His bail is set at $1,003,500. Guerrero is due to appear in a Los Angeles County courthouse Monday.

Bill C. November 24, 2012 at 01:17 AM
He was in the same house Rudy, your claim below is nonsense. Actually this story has nothing to do with my family member or my family the only connection the two stories have is that the search for my nephew led to the discovery of this escapee in the same neighborhood.
Jack Morgan November 24, 2012 at 04:37 AM
Harboring thugs is what it's called.
gsuburban November 29, 2012 at 09:36 PM
The word on the street was, "the bounty hunters" had weapons. Hard to believe that got turned around to "suspect had a gun".
gsuburban November 29, 2012 at 09:39 PM
Hard to believe we needed 3 or 4 police departments, a few helicopters and so forth to find a guy accused of disturbing the peace at some "megaphone" function.
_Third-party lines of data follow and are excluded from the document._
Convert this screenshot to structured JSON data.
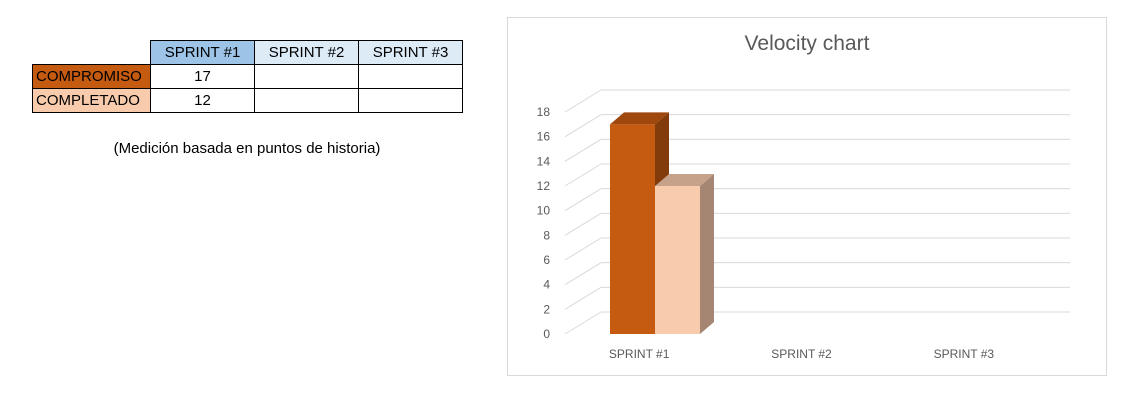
{
  "table": {
    "headers": [
      "SPRINT #1",
      "SPRINT #2",
      "SPRINT #3"
    ],
    "rows": [
      {
        "label": "COMPROMISO",
        "values": [
          "17",
          "",
          ""
        ]
      },
      {
        "label": "COMPLETADO",
        "values": [
          "12",
          "",
          ""
        ]
      }
    ]
  },
  "note": "(Medición basada en puntos de historia)",
  "chart_data": {
    "type": "bar",
    "title": "Velocity chart",
    "categories": [
      "SPRINT #1",
      "SPRINT #2",
      "SPRINT #3"
    ],
    "series": [
      {
        "name": "COMPROMISO",
        "values": [
          17,
          null,
          null
        ],
        "color": "#c55a11"
      },
      {
        "name": "COMPLETADO",
        "values": [
          12,
          null,
          null
        ],
        "color": "#f8cbad"
      }
    ],
    "ylim": [
      0,
      18
    ],
    "yticks": [
      0,
      2,
      4,
      6,
      8,
      10,
      12,
      14,
      16,
      18
    ],
    "grid": true,
    "style": "3d-column"
  }
}
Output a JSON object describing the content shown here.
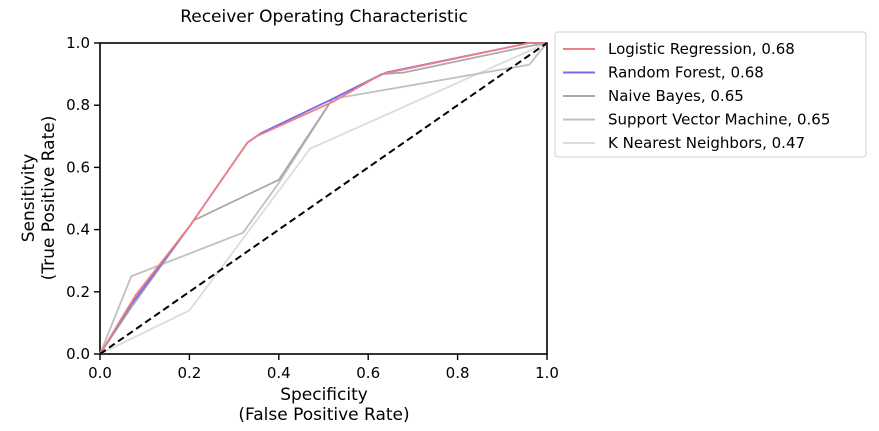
{
  "chart_data": {
    "type": "line",
    "title": "Receiver Operating Characteristic",
    "xlabel": [
      "Specificity",
      "(False Positive Rate)"
    ],
    "ylabel": [
      "Sensitivity",
      "(True Positive Rate)"
    ],
    "xlim": [
      0,
      1
    ],
    "ylim": [
      0,
      1
    ],
    "xticks": [
      "0.0",
      "0.2",
      "0.4",
      "0.6",
      "0.8",
      "1.0"
    ],
    "yticks": [
      "0.0",
      "0.2",
      "0.4",
      "0.6",
      "0.8",
      "1.0"
    ],
    "grid": false,
    "legend_position": "outside-right-top",
    "series": [
      {
        "name": "Logistic Regression, 0.68",
        "color": "#f08080",
        "x": [
          0,
          0.08,
          0.2,
          0.33,
          0.35,
          0.52,
          0.63,
          0.96,
          1.0
        ],
        "y": [
          0,
          0.19,
          0.41,
          0.68,
          0.7,
          0.81,
          0.9,
          1.0,
          1.0
        ]
      },
      {
        "name": "Random Forest,  0.68",
        "color": "#7b68ee",
        "x": [
          0,
          0.07,
          0.2,
          0.33,
          0.36,
          0.52,
          0.64,
          0.96,
          1.0
        ],
        "y": [
          0,
          0.16,
          0.41,
          0.68,
          0.71,
          0.82,
          0.905,
          1.0,
          1.0
        ]
      },
      {
        "name": "Naive Bayes,  0.65",
        "color": "#a9a9a9",
        "x": [
          0,
          0.07,
          0.21,
          0.4,
          0.52,
          0.63,
          0.68,
          0.96,
          1.0
        ],
        "y": [
          0,
          0.15,
          0.43,
          0.56,
          0.82,
          0.9,
          0.905,
          0.99,
          1.0
        ]
      },
      {
        "name": "Support Vector Machine,  0.65",
        "color": "#c0c0c0",
        "x": [
          0,
          0.07,
          0.32,
          0.4,
          0.52,
          0.88,
          0.96,
          1.0
        ],
        "y": [
          0,
          0.25,
          0.39,
          0.55,
          0.82,
          0.91,
          0.93,
          1.0
        ]
      },
      {
        "name": "K Nearest Neighbors, 0.47",
        "color": "#dcdcdc",
        "x": [
          0,
          0.2,
          0.47,
          0.75,
          1.0
        ],
        "y": [
          0,
          0.14,
          0.66,
          0.84,
          1.0
        ]
      }
    ],
    "reference_line": {
      "x": [
        0,
        1
      ],
      "y": [
        0,
        1
      ],
      "style": "dashed",
      "color": "#000000"
    }
  }
}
Also, there was information that the "Bounty Hunters" were the ones with the gun(s).
Bill C. November 30, 2012 at 07:01 AM
Considering the original information was that the suspect was armed the police response was appropriate even though the information might have "later" been found to be faulty. That's of course according to one guy who has flat out lied about the subsequent arrest at the house. As usual your comments about law enforcement are short sighted.